# Model Building and Training

## 0 预处理

In [1]:
import numpy as np
import pandas as pd
import seaborn as sns
import plotly.express as px
from matplotlib import pyplot as plt
from sklearn.model_selection import cross_val_score
import joblib
from sklearn import metrics
from collections import Counter

In [2]:
rf_df_train = pd.read_csv('../data/train.csv')
rf_df_test = pd.read_csv('../data/val.csv')

X_train = rf_df_train.drop(['Class'], axis=1)
y_train = rf_df_train['Class']

X_test = rf_df_test.drop(['Class'], axis=1)
y_test = rf_df_test['Class']

特征缩放

In [3]:
from sklearn.preprocessing import StandardScaler


# 创建一个函数来进行特征缩放
def Standard_Scaler(df, col_names):
    features = df[col_names]
    scaler = StandardScaler().fit(features.values)
    features = scaler.transform(features.values)
    df[col_names] = features
    return df


col_names = ['Amount']
X_train = Standard_Scaler(X_train, col_names)
X_test = Standard_Scaler(X_test, col_names)

创建5折分层交叉验证器

In [4]:
from sklearn.model_selection import StratifiedKFold

#确保每次数据划分都是相同的。
#通过创建一个KFold对象kf，并将cv=kf传递进去，而不是常用的cv=5，来实现这一点。

kf = StratifiedKFold(n_splits=5, shuffle=False)

这是交叉验证（Cross Validation）中召回率（Recall）的分数。
每个数字表示在一次交叉验证划分中模型的召回率，最后的平均值是所有折次召回率的平均分数。召回率衡量的是模型对正类样本的识别能力，分数越高，说明模型对正类（如欺诈、异常等）的检测能力越强。

## 1 Random Forest

### 1.1 基准（无过采样）

In [6]:
from sklearn.ensemble import RandomForestClassifier

rf = RandomForestClassifier(n_estimators=100, random_state=13)
#cross_val_score(rf, X_train, y_train, cv=kf, scoring='recall')

In [7]:
score = cross_val_score(rf, X_train, y_train, cv=kf, scoring='recall', n_jobs=-1)
print("交叉验证召回率分数为: {}".format(score))
print("平均交叉验证召回率分数为: {}".format(score.mean()))
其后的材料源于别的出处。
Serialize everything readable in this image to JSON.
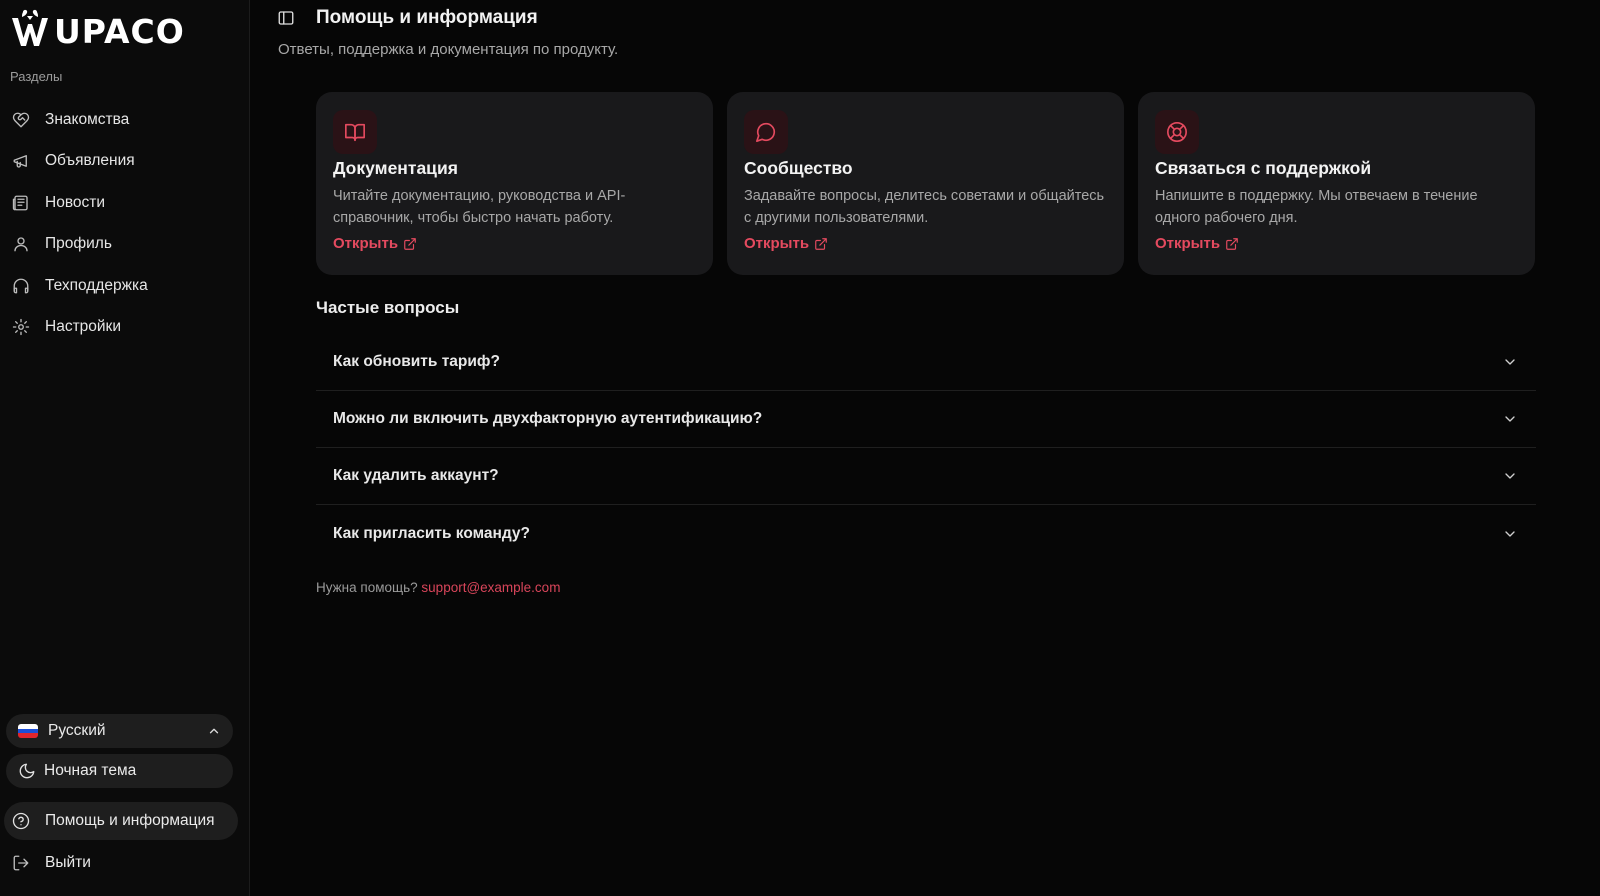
{
  "app": {
    "logo_text": "UPACO"
  },
  "sidebar": {
    "section_label": "Разделы",
    "items": [
      {
        "label": "Знакомства",
        "icon": "heart-handshake-icon"
      },
      {
        "label": "Объявления",
        "icon": "megaphone-icon"
      },
      {
        "label": "Новости",
        "icon": "newspaper-icon"
      },
      {
        "label": "Профиль",
        "icon": "user-icon"
      },
      {
        "label": "Техподдержка",
        "icon": "headphones-icon"
      },
      {
        "label": "Настройки",
        "icon": "gear-icon"
      }
    ],
    "language": {
      "label": "Русский",
      "icon": "russian-flag-icon"
    },
    "theme": {
      "label": "Ночная тема",
      "icon": "moon-icon"
    },
    "help": {
      "label": "Помощь и информация",
      "icon": "help-circle-icon"
    },
    "logout": {
      "label": "Выйти",
      "icon": "logout-icon"
    }
  },
  "header": {
    "title": "Помощь и информация",
    "subtitle": "Ответы, поддержка и документация по продукту."
  },
  "cards": [
    {
      "title": "Документация",
      "description": "Читайте документацию, руководства и API-справочник, чтобы быстро начать работу.",
      "link_label": "Открыть",
      "icon": "book-open-icon"
    },
    {
      "title": "Сообщество",
      "description": "Задавайте вопросы, делитесь советами и общайтесь с другими пользователями.",
      "link_label": "Открыть",
      "icon": "message-circle-icon"
    },
    {
      "title": "Связаться с поддержкой",
      "description": "Напишите в поддержку. Мы отвечаем в течение одного рабочего дня.",
      "link_label": "Открыть",
      "icon": "life-buoy-icon"
    }
  ],
  "faq": {
    "title": "Частые вопросы",
    "items": [
      {
        "question": "Как обновить тариф?"
      },
      {
        "question": "Можно ли включить двухфакторную аутентификацию?"
      },
      {
        "question": "Как удалить аккаунт?"
      },
      {
        "question": "Как пригласить команду?"
      }
    ]
  },
  "footer": {
    "need_help": "Нужна помощь?",
    "email": "support@example.com"
  },
  "colors": {
    "accent": "#e44a5f",
    "background": "#060606",
    "card": "#19191b",
    "sidebar": "#0b0b0b"
  }
}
交叉验证召回率分数为: [0.84057971 0.72463768 0.76811594 0.79710145 0.77941176]
平均交叉验证召回率分数为: 0.7819693094629155


使用 GridSearchCV 进行超参数调优

In [8]:
from sklearn.model_selection import GridSearchCV

rf = RandomForestClassifier(random_state=13)
params = {
    'n_estimators': [50, 100, 200],
    'max_depth': [4, 6, 10, 12]
}
grid_rf = GridSearchCV(rf, param_grid=params, cv=kf,
                       scoring='recall', n_jobs=-1).fit(X_train, y_train)
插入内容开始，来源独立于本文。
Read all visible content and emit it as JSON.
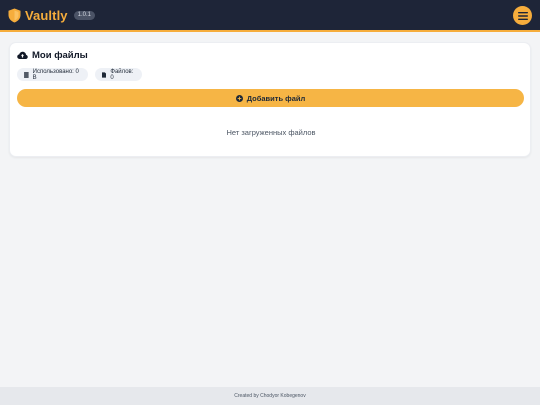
{
  "app": {
    "name": "Vaultly",
    "version": "1.0.1",
    "accent_color": "#f6ad3c",
    "header_color": "#1e2538",
    "icons": {
      "brand": "shield-icon",
      "menu": "hamburger-menu-icon"
    }
  },
  "files_card": {
    "title": "Мои файлы",
    "title_icon": "cloud-upload-icon",
    "used_chip": {
      "text": "Использовано: 0 B",
      "icon": "database-icon"
    },
    "count_chip": {
      "text": "Файлов: 0",
      "icon": "file-icon"
    },
    "add_button": {
      "label": "Добавить файл",
      "icon": "plus-circle-icon"
    },
    "empty_message": "Нет загруженных файлов"
  },
  "footer": {
    "credit": "Created by Chodyor Kobegenov"
  }
}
print('最佳参数:', grid_rf.best_params_)
print('最佳分数:', grid_rf.best_score_)

# 保存模型到文件
joblib.dump(grid_rf, '../models/random_forest_model.pkl')
# 加载模型
# loaded_model = joblib.load('random_forest_model.pkl')

最佳参数: {'max_depth': 12, 'n_estimators': 200}
最佳分数: 0.7907075873827791


['../models/random_forest_model.pkl']

In [9]:
y_pred = grid_rf.predict(X_test)

In [10]:
from sklearn.metrics import confusion_matrix, recall_score, precision_score, f1_score, accuracy_score

cm = confusion_matrix(y_test, y_pred)

rf_Recall = recall_score(y_test, y_pred)
rf_Precision = precision_score(y_test, y_pred)
rf_f1 = f1_score(y_test, y_pred)
rf_accuracy = accuracy_score(y_test, y_pred)

print(cm)

[[56862     1]
 [   26    73]]


In [11]:
ndf = [(rf_Recall, rf_Precision, rf_f1, rf_accuracy)]
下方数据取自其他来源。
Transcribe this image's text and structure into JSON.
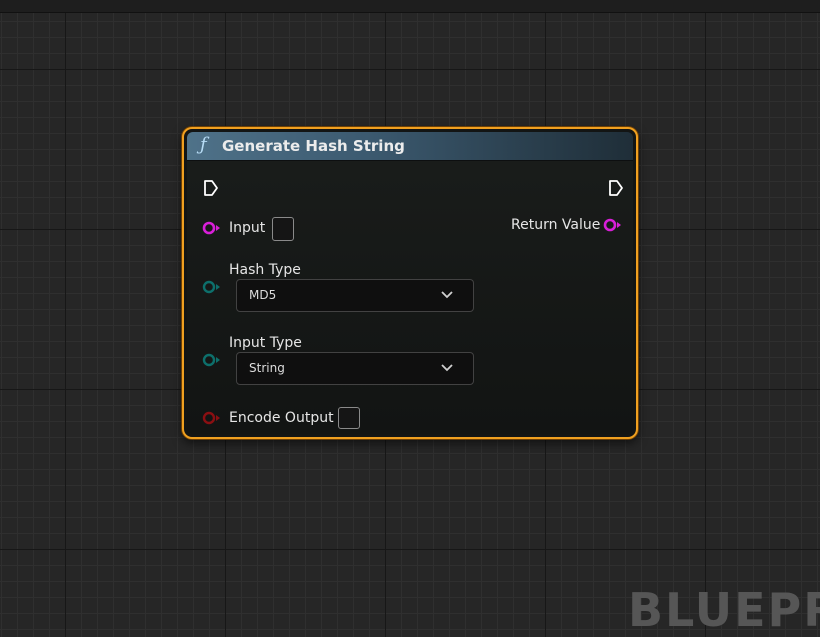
{
  "node": {
    "title": "Generate Hash String",
    "input_pins": [
      {
        "label": "Input",
        "color": "#d81fd8"
      },
      {
        "label": "Hash Type",
        "color": "#0d6f6b",
        "selected": "MD5"
      },
      {
        "label": "Input Type",
        "color": "#0d6f6b",
        "selected": "String"
      },
      {
        "label": "Encode Output",
        "color": "#8a0f12"
      }
    ],
    "output_pins": [
      {
        "label": "Return Value",
        "color": "#d81fd8"
      }
    ],
    "border_color": "#f0a020",
    "header_color": "#4f7289"
  },
  "icons": {
    "function": "function-icon",
    "exec_in": "exec-in-icon",
    "exec_out": "exec-out-icon",
    "chevron": "chevron-down-icon"
  },
  "watermark": "BLUEPR"
}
rf_score = pd.DataFrame(data=ndf, columns=['Recall', 'Precision', 'F1 Score', 'Accuracy'])
rf_score.insert(0, 'Random Forest with', 'No Under/Oversampling')
rf_score

Unnamed: 0,Random Forest with,Recall,Precision,F1 Score,Accuracy
0,No Under/Oversampling,0.737374,0.986486,0.843931,0.999526


### 1.2 随机重采样

#### 1.2.1 Random Oversampling随机过采样

In [12]:
import warnings

warnings.filterwarnings("ignore", category=FutureWarning)

from imblearn.over_sampling import RandomOverSampler

# 定义过采样策略
ros = RandomOverSampler(random_state=42)
# 拟合并应用变换
X_over, y_over = ros.fit_resample(X_train, y_train)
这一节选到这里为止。